Irish ultramarathon runner and poker player (born 1965)

Dara O'Kearney, born 17 June 1965 in Ennis, County Clare, is an Irish international ultra runner and professional poker player. He is the son of Irish language activist and writer Sean Ua Cearnaigh, and nephew of Irish politician Chris Flood.

He won the 2005 Tresco marathon, the 2006 New York Road Runners 60K ultra marathon, the 2007 Schinnen 50K, the 2008 Brno Indoor 6 hour race, and was the 2007 Irish 24 hour running champion.

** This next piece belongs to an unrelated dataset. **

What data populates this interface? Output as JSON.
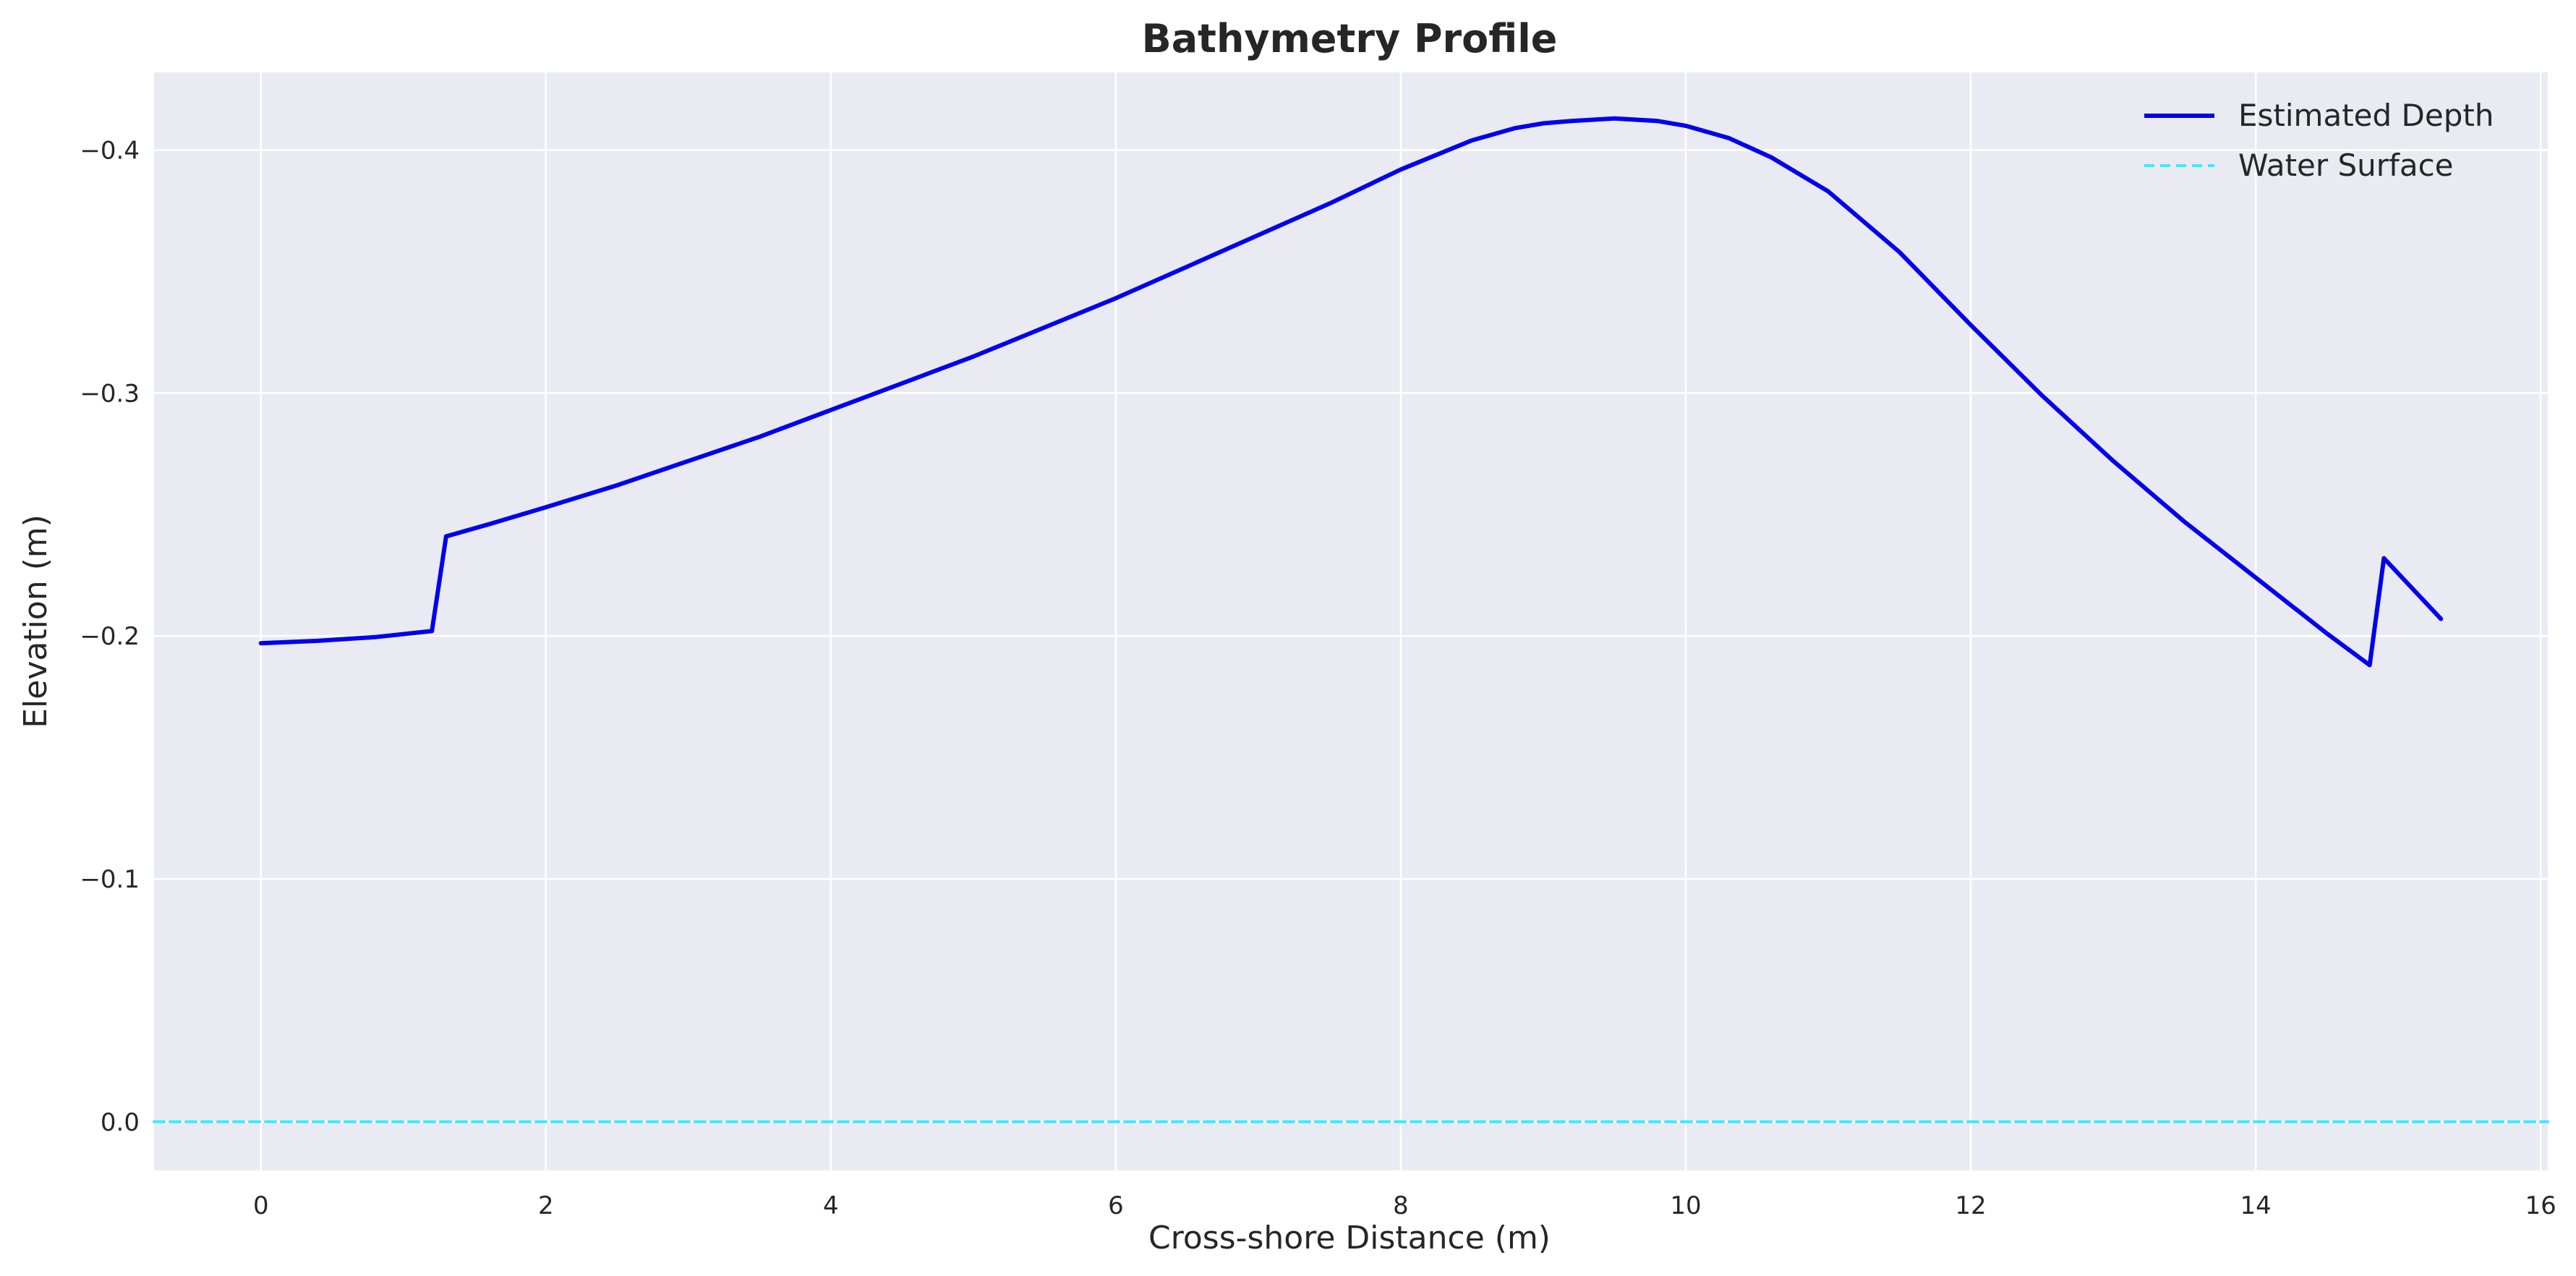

On the poker front, O'Kearney won the 2008 European Deepstack Poker Championship, defeating a high quality field that included Joe Beevers, Julian Thew, Tony Baitson, Arnaud Mattern, John Falconer, Dave Colclough, Conor Tate, Owen Mullen, Mickey Wernick, Barny Boatman and Christy Smith. In 2009, he was ranked number 2 in live tournaments in the official Irish Poker Rankings, and again in 2010 & again in 2014.

In 2015, O'Kearney won the Mini Irish Open, and finished second in event 45 of the WSOP.

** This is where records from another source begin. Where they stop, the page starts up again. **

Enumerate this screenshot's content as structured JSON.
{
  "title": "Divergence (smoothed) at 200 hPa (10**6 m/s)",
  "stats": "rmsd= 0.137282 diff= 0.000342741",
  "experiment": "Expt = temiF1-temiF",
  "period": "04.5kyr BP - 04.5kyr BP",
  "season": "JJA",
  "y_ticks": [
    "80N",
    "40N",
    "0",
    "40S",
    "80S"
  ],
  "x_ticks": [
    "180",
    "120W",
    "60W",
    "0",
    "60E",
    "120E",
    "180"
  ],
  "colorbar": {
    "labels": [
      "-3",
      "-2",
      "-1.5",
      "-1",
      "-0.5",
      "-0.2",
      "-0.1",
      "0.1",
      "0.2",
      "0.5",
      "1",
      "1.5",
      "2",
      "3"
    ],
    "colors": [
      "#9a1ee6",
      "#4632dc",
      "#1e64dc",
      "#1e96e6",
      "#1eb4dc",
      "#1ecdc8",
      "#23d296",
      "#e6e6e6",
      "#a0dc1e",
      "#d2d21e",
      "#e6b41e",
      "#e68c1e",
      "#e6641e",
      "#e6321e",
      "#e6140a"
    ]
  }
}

As of 2020, he has over $3 million in cashes online and over $1 million live. He is a brand ambassador for Unibet Poker and ShareMyPair, and lead author of the books "Poker Satellite Strategy" and "PKO Poker Strategy" (co-author Barry Carter). His blog is one of the most read poker blogs, and he cohosts popular poker podcast The Chip Race alongside David Lappin.

In April 2019, O'Kearney joined CardsChat as a poker expert.

In September 2023, O'Kearney joined Tight Poker as a poker expert and fact checker.